The changes I have outlined – as well as the ones still to come – have of course thrown a large burden on schools. There are, and will be, teething troubles. But the critics of government action cannot have it all ways at once. The accusation that we have not done enough about education sits ill with the complaint that too much is happening.

All change is, of course, unsettling. And I have said enough today to make it plain that we are at a time of enormous change – change in both the forms and ambitions of our education system. But the best teachers will, I know, recognise the opportunities this offers.

I have barely touched today on higher education, which is the area of our education system where expansion is most spectacular – and we have a great story to tell. Our university and polytechnic courses are admired around the world. Our academic community has achieved a great deal in teaching, scholarship and research. Many of you here are well-placed to know that. And the proportion of our young people benefitting from higher education is rising sharply. In 1979 it was 1 in 8 of our 18 and 19 year olds. It is now better than 1 in 5, and on current trends will be approaching 1 in 3 by the year 2000.
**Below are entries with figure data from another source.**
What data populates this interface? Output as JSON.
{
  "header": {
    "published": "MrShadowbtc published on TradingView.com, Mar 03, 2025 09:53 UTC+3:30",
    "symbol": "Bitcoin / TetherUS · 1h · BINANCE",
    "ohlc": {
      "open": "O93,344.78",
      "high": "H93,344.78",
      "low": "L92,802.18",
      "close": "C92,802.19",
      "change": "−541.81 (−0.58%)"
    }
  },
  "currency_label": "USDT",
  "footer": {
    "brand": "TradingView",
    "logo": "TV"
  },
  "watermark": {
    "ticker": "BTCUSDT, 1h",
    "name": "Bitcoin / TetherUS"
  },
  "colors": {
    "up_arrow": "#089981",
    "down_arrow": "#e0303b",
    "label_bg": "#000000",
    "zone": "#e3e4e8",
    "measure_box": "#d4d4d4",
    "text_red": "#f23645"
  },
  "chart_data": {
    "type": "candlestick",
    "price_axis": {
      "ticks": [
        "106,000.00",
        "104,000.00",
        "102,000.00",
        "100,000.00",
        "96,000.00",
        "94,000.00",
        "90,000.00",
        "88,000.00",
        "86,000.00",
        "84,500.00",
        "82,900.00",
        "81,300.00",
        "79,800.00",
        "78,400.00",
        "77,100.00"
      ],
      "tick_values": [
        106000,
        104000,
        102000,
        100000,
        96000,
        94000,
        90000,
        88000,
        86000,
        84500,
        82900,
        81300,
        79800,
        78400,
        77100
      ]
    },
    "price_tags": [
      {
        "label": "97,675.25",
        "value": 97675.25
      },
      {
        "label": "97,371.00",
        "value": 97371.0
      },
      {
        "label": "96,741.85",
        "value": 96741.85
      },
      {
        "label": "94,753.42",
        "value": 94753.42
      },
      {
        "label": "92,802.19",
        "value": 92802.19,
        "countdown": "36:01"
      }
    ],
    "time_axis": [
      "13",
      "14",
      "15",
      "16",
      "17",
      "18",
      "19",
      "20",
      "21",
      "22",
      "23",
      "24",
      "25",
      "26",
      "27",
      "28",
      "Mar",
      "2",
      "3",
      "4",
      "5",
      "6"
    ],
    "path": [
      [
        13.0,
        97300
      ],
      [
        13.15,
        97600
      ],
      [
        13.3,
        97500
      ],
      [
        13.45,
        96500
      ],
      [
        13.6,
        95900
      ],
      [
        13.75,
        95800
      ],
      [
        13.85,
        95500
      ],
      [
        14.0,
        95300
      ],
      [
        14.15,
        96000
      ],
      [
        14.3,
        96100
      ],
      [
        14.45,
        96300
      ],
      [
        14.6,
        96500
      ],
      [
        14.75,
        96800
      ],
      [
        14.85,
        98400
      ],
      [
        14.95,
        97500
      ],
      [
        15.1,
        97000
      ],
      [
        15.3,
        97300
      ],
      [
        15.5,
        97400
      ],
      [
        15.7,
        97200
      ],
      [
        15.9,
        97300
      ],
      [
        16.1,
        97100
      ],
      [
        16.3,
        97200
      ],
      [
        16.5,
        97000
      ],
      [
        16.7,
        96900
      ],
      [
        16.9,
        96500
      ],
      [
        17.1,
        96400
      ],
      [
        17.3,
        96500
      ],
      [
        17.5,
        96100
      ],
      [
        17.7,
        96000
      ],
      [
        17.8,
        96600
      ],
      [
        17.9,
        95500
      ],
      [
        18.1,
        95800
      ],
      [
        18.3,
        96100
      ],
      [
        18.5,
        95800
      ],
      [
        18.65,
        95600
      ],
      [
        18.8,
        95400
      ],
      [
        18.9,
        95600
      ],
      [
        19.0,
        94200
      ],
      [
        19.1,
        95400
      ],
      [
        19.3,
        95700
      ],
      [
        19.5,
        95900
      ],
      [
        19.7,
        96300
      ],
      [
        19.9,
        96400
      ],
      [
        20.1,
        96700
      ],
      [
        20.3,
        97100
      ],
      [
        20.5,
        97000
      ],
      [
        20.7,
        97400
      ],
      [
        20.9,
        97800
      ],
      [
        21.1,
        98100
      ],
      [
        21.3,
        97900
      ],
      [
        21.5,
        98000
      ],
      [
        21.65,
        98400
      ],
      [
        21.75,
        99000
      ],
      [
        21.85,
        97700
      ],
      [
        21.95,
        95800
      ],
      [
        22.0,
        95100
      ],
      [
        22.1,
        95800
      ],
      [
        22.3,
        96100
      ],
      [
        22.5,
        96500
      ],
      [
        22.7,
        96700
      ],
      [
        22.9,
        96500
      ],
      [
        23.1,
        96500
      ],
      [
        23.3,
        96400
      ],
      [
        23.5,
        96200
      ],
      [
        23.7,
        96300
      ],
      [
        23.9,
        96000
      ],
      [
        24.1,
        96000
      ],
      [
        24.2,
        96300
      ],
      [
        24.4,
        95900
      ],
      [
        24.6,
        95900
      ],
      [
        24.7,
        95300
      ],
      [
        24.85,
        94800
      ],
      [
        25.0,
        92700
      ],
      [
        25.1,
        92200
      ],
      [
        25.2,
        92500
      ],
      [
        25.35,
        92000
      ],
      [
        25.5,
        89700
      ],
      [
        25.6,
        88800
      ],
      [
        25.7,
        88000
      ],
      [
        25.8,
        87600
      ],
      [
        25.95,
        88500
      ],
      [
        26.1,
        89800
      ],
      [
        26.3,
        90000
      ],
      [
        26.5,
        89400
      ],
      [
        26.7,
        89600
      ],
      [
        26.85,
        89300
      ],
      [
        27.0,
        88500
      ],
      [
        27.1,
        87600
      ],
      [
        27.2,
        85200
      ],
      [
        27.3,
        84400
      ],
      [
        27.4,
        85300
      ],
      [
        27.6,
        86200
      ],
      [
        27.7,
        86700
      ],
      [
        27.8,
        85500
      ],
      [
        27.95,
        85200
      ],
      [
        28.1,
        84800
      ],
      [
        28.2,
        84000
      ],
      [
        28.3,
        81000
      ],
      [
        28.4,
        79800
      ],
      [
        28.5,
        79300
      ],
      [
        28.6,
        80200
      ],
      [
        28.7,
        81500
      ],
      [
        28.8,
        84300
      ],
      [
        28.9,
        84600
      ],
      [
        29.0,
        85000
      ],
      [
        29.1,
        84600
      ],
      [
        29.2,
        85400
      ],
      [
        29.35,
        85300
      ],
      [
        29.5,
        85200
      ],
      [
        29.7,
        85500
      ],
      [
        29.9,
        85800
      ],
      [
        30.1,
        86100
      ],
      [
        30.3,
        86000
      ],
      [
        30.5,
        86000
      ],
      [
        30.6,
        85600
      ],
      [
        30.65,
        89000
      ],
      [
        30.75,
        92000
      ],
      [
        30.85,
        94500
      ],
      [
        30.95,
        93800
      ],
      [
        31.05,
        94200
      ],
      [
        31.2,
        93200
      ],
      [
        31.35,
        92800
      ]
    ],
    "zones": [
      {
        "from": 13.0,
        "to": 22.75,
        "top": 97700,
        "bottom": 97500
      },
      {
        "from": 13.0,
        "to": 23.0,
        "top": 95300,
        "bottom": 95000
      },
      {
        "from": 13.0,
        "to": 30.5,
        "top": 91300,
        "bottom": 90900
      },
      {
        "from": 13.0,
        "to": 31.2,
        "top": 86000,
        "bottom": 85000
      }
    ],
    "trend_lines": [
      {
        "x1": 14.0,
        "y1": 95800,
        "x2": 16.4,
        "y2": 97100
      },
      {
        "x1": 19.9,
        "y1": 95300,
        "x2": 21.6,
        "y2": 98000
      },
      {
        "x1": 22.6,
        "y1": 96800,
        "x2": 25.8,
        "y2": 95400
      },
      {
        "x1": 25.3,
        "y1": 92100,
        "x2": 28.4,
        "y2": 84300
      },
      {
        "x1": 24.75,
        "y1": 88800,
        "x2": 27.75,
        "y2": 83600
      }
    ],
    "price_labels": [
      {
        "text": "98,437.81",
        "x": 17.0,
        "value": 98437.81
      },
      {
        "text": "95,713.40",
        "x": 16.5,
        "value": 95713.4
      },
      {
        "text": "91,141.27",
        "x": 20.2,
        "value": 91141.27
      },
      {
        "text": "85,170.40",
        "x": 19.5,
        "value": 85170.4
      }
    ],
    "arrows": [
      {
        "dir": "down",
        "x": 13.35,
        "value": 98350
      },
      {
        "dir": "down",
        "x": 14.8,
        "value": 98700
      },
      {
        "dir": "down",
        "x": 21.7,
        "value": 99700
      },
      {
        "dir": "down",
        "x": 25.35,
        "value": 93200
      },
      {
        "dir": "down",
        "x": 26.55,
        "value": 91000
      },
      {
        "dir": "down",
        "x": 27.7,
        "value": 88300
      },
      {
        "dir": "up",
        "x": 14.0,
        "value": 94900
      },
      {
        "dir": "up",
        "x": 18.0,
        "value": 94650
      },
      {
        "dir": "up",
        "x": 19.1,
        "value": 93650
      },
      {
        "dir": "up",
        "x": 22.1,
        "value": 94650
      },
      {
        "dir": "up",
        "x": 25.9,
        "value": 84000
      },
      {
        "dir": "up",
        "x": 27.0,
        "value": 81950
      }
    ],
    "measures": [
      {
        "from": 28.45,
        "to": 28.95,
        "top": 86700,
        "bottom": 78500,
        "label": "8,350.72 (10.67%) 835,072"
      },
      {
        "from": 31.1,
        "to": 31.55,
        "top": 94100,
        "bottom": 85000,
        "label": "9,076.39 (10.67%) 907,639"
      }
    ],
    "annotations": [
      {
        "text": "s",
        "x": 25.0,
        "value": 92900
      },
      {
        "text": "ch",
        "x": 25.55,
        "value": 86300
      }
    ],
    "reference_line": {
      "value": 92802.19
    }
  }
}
This success story prompts me to emphasise one important and topical point. An integral part of the single European market is mutual recognition of qualifications and diplomas. Much progress has already been made on this. The ability of young people to make use of their qualifications throughout Europe will play a key role in fostering an unforced sense of closer European identity. The esteem in which our higher education is held gives us pole position in this process and I intend to keep it that way.

The ambitions I have shared with you today can only sketch the outline of the system we may see by the year 2000. For this time, the pattern of reform is being coloured in by millions of individual choices.

This means parents’ choices of the kind of education they want for their children. Teenagers’ choices of courses and qualifications. School leavers’ choices of further education or training, provided by the new credits we are offering them – “smart cards” to spend on training as they see fit. And wide choice in a rapidly expanding, newly united higher education sector.

The outcome will not, as too often in the past, depend entirely on government decree. So it cannot be predicted with the same certainty. But three consequences can be forecast with confidence.

First, with higher standards and greater accountability in education, teaching is set to be one of the most challenging careers of the decade. Nothing less than the best will do – and the best can be sure they will be satisfactorily rewarded. Secondly, education will be a growth industry. Our appetite for good quality education expands with affluence and international competition. And finally, carrying through the reform of education will be a challenging task for the Government. I am privileged to lead in the 1990s. It is a challenge we accept with enthusiasm.